Saturday, 04 de May de 2024 ISSN 1519-7670 - Ano 24 - nº 1286

Feira, fórum, ágora, evento

‘Feira ideológica’ foi como o presidente Lula da Silva classificou no fim do ano passado o Fórum Social Mundial de Porto Alegre. Na última quinta-feira, na capital gaúcha, o mesmo Lula fez aquilo que mais gosta – agarrou o microfone e mergulhou no clima de feira, forró e meeting político.

Nos dois anos de mandato foi a sua performance mais ditirâmbica. Compreende-se a estratégia armada por seu staff: abafar com aplausos as prometidas vaias dos setores radicais. Mas um presidente da República, mesmo com um passado de líder sindical e incontrolável atração para palanques, não pode permitir-se tantas lorotas de pescador. Sobretudo no tocante à política externa.

Na África, sobretudo Angola, sabe-se que foi o Ernesto Geisel o efetivo iniciador da grande virada da nossa diplomacia no continente; na Argentina, José Sarney é reconhecido como um dos pais do Mercosul; em Cuba, na ONU, em Bruxelas, Santiago e Doha sabe-se que FHC colocou o país no pódio da credibilidade. O governo Lula, com argúcia, está sabendo dar continuidade ao processo, mas o surto verbal inspirado por Luiz XIV choca-se com a imagem de novo tipo de estadista sereno e inovador que o governo pretende oferecer ao mundo. Mais moderado e ainda assim transbordando de auto-estima, o presidente repetiu ontem [sexta, 28/1] na Suíça um relatório de feitos sociais no mínimo prematuro. A repetição indica que o problema não é dele mas do ambiente.

O Fórum Social Mundial de Porto Alegre é uma resposta ao Fórum Econômico Mundial de Davos, a estância alpina onde Thomas Mann localizou a sua Montanha Mágica, campo de batalha entre a vontade de viver e o mortífero bacilo de Koch, entre paixão e submissão, entre otimistas e céticos.

Sem lideranças

Os dois fóruns imaginam-se antagônicos mas são iguais, até mesmo em matéria conceitual – a economia, queiram ou não banqueiros e empresários, é ciência social. Impossível dar atenção às macroquestões das finanças internacionais sem atentar para a miséria avassaladora e desdobrável que nem mesmo o sofisticado aparato estatístico moderno consegue aquilatar.

Diferenciam-se no formato: o fórum, foro, da tradição romana e a ágora grega eram franqueados, públicos, combinação de assembléia e mercado, ambos à serviço da idéia de troca e da troca de idéias. O encontro de Davos é um clube exclusivo onde a inacessibilidade, a neve e, sobretudo, os critérios de seleção das celebridades impõe uma natural alienação e inevitáveis disparates.

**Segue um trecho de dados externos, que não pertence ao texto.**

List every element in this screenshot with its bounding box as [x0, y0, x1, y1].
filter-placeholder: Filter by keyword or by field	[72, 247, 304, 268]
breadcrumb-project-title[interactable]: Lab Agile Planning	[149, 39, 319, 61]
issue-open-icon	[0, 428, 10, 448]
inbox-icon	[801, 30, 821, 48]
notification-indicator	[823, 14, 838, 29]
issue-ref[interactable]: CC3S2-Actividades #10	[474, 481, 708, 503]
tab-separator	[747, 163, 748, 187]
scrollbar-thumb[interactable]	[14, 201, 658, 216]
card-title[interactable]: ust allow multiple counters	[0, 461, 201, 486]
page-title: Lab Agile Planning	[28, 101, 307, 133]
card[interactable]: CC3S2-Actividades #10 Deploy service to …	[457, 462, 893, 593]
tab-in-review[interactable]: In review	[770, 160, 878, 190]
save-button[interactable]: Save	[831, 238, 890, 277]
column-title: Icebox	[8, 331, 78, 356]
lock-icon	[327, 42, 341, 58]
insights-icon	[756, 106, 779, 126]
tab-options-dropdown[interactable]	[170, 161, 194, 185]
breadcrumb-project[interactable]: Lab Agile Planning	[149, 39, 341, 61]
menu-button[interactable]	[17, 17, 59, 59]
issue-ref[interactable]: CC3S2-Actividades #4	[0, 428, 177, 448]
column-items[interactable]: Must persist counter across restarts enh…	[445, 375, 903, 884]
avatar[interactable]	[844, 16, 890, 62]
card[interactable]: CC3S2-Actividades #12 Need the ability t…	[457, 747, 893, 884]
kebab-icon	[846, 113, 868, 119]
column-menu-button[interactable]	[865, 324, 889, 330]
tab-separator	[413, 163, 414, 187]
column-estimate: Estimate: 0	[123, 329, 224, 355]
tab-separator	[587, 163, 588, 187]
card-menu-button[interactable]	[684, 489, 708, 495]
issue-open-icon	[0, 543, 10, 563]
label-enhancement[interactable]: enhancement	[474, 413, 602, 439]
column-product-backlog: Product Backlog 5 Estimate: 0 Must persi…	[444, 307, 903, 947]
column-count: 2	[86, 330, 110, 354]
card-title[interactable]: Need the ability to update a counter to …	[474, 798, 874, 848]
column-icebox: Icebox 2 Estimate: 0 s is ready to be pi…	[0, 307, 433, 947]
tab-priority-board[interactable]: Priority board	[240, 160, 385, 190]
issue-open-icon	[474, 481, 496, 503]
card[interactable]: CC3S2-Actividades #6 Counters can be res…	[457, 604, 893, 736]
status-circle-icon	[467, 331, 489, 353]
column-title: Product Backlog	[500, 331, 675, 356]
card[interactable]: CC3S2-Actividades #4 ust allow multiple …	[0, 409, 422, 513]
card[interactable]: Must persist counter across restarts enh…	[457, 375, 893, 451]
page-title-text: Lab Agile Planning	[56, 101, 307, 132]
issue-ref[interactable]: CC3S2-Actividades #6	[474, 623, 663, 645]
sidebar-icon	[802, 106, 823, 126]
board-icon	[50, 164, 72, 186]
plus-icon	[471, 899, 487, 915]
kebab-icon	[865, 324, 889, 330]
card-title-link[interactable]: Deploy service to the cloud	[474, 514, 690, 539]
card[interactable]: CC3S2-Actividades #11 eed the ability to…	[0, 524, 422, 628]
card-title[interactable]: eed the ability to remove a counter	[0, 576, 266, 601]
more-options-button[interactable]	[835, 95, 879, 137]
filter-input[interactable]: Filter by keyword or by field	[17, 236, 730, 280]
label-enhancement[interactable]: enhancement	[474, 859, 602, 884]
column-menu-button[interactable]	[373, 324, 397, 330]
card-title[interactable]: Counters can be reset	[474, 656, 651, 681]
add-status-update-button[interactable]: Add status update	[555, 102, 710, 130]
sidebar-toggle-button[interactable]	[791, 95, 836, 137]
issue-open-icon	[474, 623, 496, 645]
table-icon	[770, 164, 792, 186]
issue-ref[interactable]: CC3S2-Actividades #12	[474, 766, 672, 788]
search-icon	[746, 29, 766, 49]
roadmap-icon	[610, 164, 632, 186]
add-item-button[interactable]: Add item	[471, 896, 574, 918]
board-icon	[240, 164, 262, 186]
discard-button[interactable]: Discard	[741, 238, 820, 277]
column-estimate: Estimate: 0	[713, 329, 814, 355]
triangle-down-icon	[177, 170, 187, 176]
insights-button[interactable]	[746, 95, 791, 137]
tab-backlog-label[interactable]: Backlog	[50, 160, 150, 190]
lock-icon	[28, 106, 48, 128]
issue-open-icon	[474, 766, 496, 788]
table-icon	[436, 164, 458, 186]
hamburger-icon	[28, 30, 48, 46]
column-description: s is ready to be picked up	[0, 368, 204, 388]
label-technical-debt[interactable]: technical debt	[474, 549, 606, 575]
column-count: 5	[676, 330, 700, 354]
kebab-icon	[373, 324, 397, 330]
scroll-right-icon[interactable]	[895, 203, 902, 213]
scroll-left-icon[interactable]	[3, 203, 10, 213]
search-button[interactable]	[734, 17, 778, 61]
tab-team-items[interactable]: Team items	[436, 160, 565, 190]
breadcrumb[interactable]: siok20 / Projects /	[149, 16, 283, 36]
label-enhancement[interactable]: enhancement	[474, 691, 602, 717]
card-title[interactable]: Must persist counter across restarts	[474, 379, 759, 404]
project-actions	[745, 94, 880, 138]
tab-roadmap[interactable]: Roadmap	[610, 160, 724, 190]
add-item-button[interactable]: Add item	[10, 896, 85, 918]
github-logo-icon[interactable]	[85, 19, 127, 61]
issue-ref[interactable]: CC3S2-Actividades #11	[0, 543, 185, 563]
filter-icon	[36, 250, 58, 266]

O de Porto Alegre, efetivamente álacre, festivo, aberto, participativo e, sobretudo, de proporções colossais não consegue esconder uma pauta dirigida, focada. A diversidade manifesta-se na rica paisagem humana e no sutil magnetismo que aproxima certas posições da esquerda moderna de certas atitudes da direita antiga.

Importante consignar: ambos são eventos e, como tal, ações retóricas, falações, frutos de uma civilização cada vez mais espasmódica, efetivamente eventual (mesmo quando periódica) que, aos poucos, substitui os processos institucionais capazes de promover mudanças nas estruturas.

Cada um com o seu marketing, os dois fóruns são gigantescas promoções que comprovam o distanciamento das academias (cada vez mais imersas no corporativismo), a fragilidade dos partidos (apenas engajados na luta pelo poder) e a falência dos parlamentos cada vez mais distantes da sua função legítima como instâncias do debate.

Da aristocrática feira que se realiza no maciço central europeu para os maiores de 50 anos e da magnífica quermesse no pampa sul-americano para os menores de 30 sobra uma gritante constatação sobre a precariedade do sistema de mediação e comunicação.

Incapaz de levar a agenda do nosso tempo tanto para as elites como para as grandes massas de jovens, a mídia mundial só consegue movimentar-se através destes acontecimentos programados, estímulos artificiais cuja capacidade para produzir resíduos permanentes ainda não foi comprovada.

Prematuro buscar resultados em road shows cujos percursos não se completaram. Mas em Davos, onde reúnem-se os mais importantes chefes de Estado, um grupo de trabalho constatou algo alarmante: diante dos 10 grandes riscos mundiais não existe, no momento, nenhum líder capaz de enfrentá-los.